Approximately 200, including potential Colorado Phase 2 and Baughman Slough.
Will USACE be acquiring property or will it be the city?
The City of Wharton will be acquiring properties on behalf of USACE but all requirements of the Uniform Act will be followed. The foundation process to acquire private land by the federal government in a uniform and equitable way is spelled out in detail in the Uniform Relocation Assistance and Real Property Acquisition Policies Act of 1970, and amended in 1987. This law is commonly referred to as the Uniform Act.
When will property owners begin to be contacted?
Colorado Phase 1 property owners have been contacted. Colorado Phase 2 and Baughman Slough property owners will be contacted as design is refined by USACE, pending funds availability.
Is there a published schedule yet for when design and construction will be complete?
Colorado Phase 1 design has been completed and is anticipated to break ground late Spring/Summer 2022. Colorado Phase 2 and Baughman Slough are currently in design, construction pending funds availability.
How long will it take to build the levee?
Colorado Phase 1 is estimated to take a year and a half. Colorado Phase 2 and Baughman Slough is currently estimated to take two years.

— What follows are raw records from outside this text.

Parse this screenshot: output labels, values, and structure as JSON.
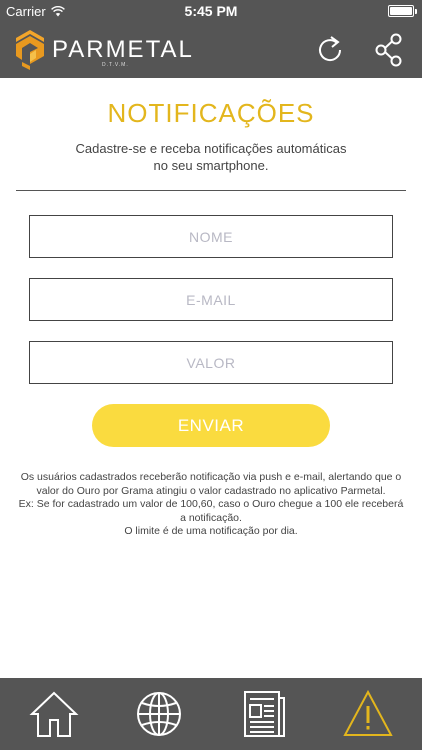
{
  "status_bar": {
    "carrier": "Carrier",
    "time": "5:45 PM",
    "icons": [
      "wifi-icon",
      "battery-icon"
    ]
  },
  "header": {
    "brand": "PARMETAL",
    "brand_sub": "D.T.V.M.",
    "icons": [
      "parmetal-logo",
      "refresh-icon",
      "share-icon"
    ]
  },
  "page": {
    "title": "NOTIFICAÇÕES",
    "subtitle_line1": "Cadastre-se e receba notificações automáticas",
    "subtitle_line2": "no seu smartphone."
  },
  "form": {
    "nome_placeholder": "NOME",
    "email_placeholder": "E-MAIL",
    "valor_placeholder": "VALOR",
    "submit_label": "ENVIAR"
  },
  "info": {
    "line1": "Os usuários cadastrados receberão notificação via push e e-mail, alertando que o valor do Ouro por Grama atingiu o valor cadastrado no aplicativo Parmetal.",
    "line2": "Ex: Se for cadastrado um valor de 100,60, caso o Ouro chegue a 100 ele receberá a notificação.",
    "line3": "O limite é de uma notificação por dia."
  },
  "tab_bar": {
    "tabs": [
      {
        "icon": "home-icon",
        "active": false
      },
      {
        "icon": "globe-icon",
        "active": false
      },
      {
        "icon": "newspaper-icon",
        "active": false
      },
      {
        "icon": "alert-icon",
        "active": true
      }
    ],
    "active_color": "#e3b61d",
    "inactive_color": "#ffffff"
  },
  "colors": {
    "accent": "#e3b61d",
    "button": "#fadb3f",
    "bars": "#555555"
  }
}
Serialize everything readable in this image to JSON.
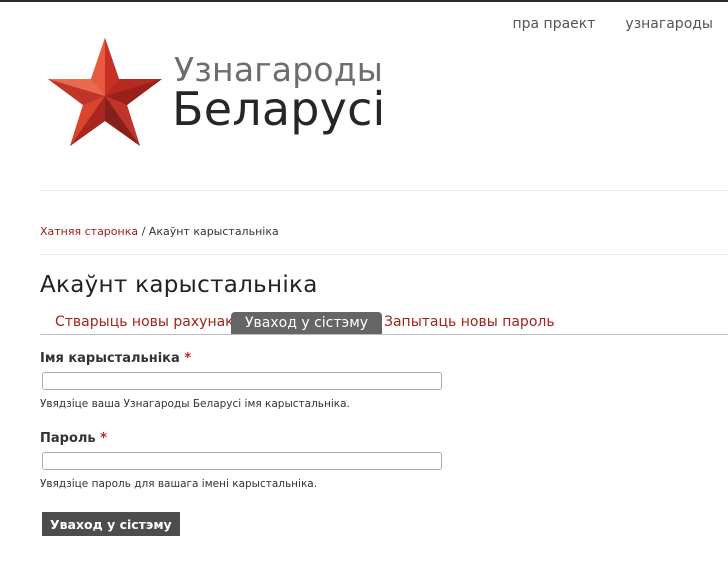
{
  "nav": {
    "about": "пра праект",
    "awards": "узнагароды"
  },
  "brand": {
    "line1": "Узнагароды",
    "line2": "Беларусі"
  },
  "breadcrumb": {
    "home": "Хатняя старонка",
    "separator": " / ",
    "current": "Акаўнт карыстальніка"
  },
  "page_title": "Акаўнт карыстальніка",
  "tabs": [
    {
      "label": "Стварыць новы рахунак",
      "active": false
    },
    {
      "label": "Уваход у сістэму",
      "active": true
    },
    {
      "label": "Запытаць новы пароль",
      "active": false
    }
  ],
  "form": {
    "username": {
      "label": "Імя карыстальніка",
      "required_mark": "*",
      "value": "",
      "description": "Увядзіце ваша Узнагароды Беларусі імя карыстальніка."
    },
    "password": {
      "label": "Пароль",
      "required_mark": "*",
      "value": "",
      "description": "Увядзіце пароль для вашага імені карыстальніка."
    },
    "submit_label": "Уваход у сістэму"
  },
  "colors": {
    "link": "#9b1b14",
    "tab_active_bg": "#656565",
    "required": "#cc1f1f",
    "button_bg": "#4d4d4d",
    "star": "#d93a2b"
  }
}
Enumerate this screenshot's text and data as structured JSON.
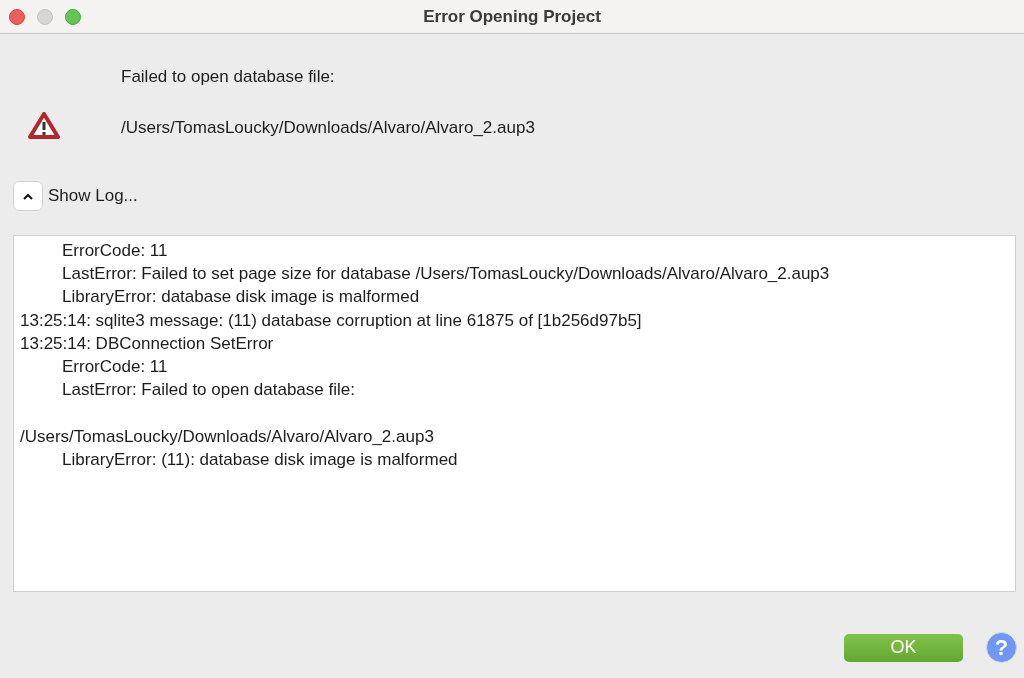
{
  "window": {
    "title": "Error Opening Project"
  },
  "message": [
    "Failed to open database file:",
    "/Users/TomasLoucky/Downloads/Alvaro/Alvaro_2.aup3"
  ],
  "log_toggle": {
    "label": "Show Log...",
    "expanded": true
  },
  "log": [
    {
      "kind": "indented",
      "text": "ErrorCode: 11"
    },
    {
      "kind": "indented",
      "text": "LastError: Failed to set page size for database /Users/TomasLoucky/Downloads/Alvaro/Alvaro_2.aup3"
    },
    {
      "kind": "indented",
      "text": "LibraryError: database disk image is malformed"
    },
    {
      "kind": "plain",
      "text": "13:25:14: sqlite3 message: (11) database corruption at line 61875 of [1b256d97b5]"
    },
    {
      "kind": "plain",
      "text": "13:25:14: DBConnection SetError"
    },
    {
      "kind": "indented",
      "text": "ErrorCode: 11"
    },
    {
      "kind": "indented",
      "text": "LastError: Failed to open database file:"
    },
    {
      "kind": "gap"
    },
    {
      "kind": "plain",
      "text": "/Users/TomasLoucky/Downloads/Alvaro/Alvaro_2.aup3"
    },
    {
      "kind": "indented",
      "text": "LibraryError: (11): database disk image is malformed"
    }
  ],
  "buttons": {
    "ok": "OK",
    "help": "?"
  }
}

When will building of the levee begin?
Levee building is expected to begin in late Spring/Summer 2022.
How will I know if my property will be part of the levee?
U.S. Army Corps of Engineers or City of Wharton representatives/contractors will be contacting property owners impacted directly by building of the levees.

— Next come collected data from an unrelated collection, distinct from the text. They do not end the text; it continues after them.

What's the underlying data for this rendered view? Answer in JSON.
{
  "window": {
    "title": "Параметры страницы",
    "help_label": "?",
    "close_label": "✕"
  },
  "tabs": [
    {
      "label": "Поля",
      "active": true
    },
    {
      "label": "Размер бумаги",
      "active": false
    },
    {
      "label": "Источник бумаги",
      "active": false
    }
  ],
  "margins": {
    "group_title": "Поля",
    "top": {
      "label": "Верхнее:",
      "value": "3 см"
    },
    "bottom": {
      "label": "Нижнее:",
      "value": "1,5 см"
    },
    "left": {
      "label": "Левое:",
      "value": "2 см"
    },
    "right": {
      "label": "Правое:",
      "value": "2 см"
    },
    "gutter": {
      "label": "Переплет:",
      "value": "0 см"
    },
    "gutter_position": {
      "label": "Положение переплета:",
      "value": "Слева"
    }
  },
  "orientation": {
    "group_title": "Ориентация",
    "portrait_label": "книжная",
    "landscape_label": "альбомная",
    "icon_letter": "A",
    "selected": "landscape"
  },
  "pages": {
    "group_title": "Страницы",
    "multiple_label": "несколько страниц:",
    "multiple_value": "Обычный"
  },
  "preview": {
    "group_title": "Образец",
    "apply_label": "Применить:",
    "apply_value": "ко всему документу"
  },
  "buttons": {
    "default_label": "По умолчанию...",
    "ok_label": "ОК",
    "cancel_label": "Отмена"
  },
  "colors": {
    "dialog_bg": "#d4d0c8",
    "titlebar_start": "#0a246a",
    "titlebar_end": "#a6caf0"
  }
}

How will it affect property owners outside of the levee?
The design of the levees to be built in the Wharton area give the maximum benefit for the costs while minimizing impact to surrounding area. City of Wharton and USACE continues to collaborate with local agencies (TxDOT, KC Southern Railroad, Wharton County, Texas Parks & Wildlife, Texas Historical Commission) and has reviewed flood modeling as part of this design process.

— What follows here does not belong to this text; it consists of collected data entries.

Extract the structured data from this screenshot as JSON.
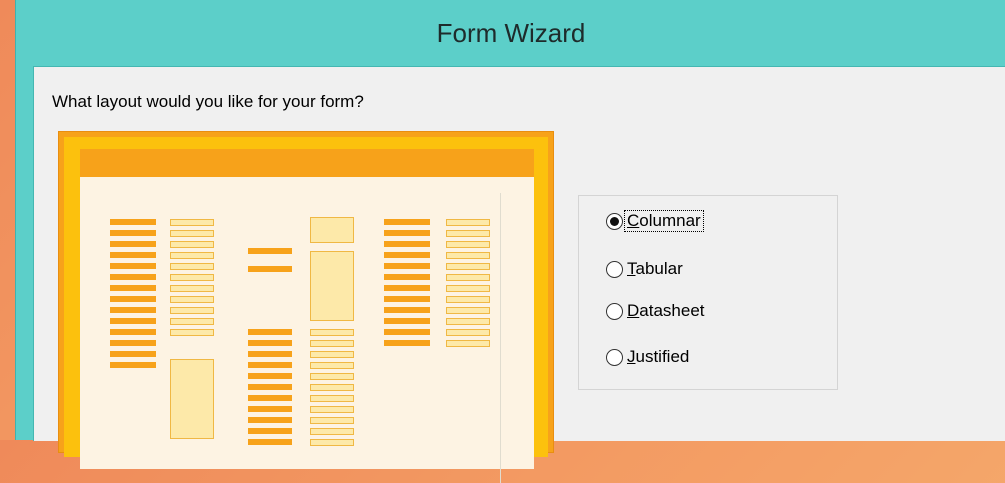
{
  "window": {
    "title": "Form Wizard"
  },
  "wizard": {
    "question": "What layout would you like for your form?",
    "options": [
      {
        "access": "C",
        "rest": "olumnar",
        "selected": true
      },
      {
        "access": "T",
        "rest": "abular",
        "selected": false
      },
      {
        "access": "D",
        "rest": "atasheet",
        "selected": false
      },
      {
        "access": "J",
        "rest": "ustified",
        "selected": false
      }
    ]
  },
  "colors": {
    "title_bar": "#5ccfc9",
    "preview_accent": "#f7a21a",
    "preview_frame": "#fcc10d",
    "preview_page": "#fdf3e3"
  }
}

Will the City of Wharton still flood even with a levee?
Wharton levee system is designed to mitigate flood risk and damage but will not prevent 100 percent of flooding in the area. In certain events like Harvey, part of the City will still experience flooding but at a reduced level.
Who is paying for the levee?
This project is federally funded through Public Law 115-123, the Bipartisan Budget Act of 2018, signed into law February 9, 2018.
My property is downstream from Wharton and I hear you all are funneling all the water through Wharton and are going to flood me out?
The levee system being built in Wharton will mitigate the flood risk and damage to the city and its citizens from catastrophic floods while not raising the downstream consequences significantly. The project reduces the amount of spillage from the Colorado River which passes directly through the City of Wharton, without meaningfully increasing flood stages outside the City. It produces no "funneling" of flood waters and actually reduces the flood water passing through Caney Creek and nearby tributaries. City of Wharton and USACE continue to revise design to maximize benefit while reducing risk to surrounding areas.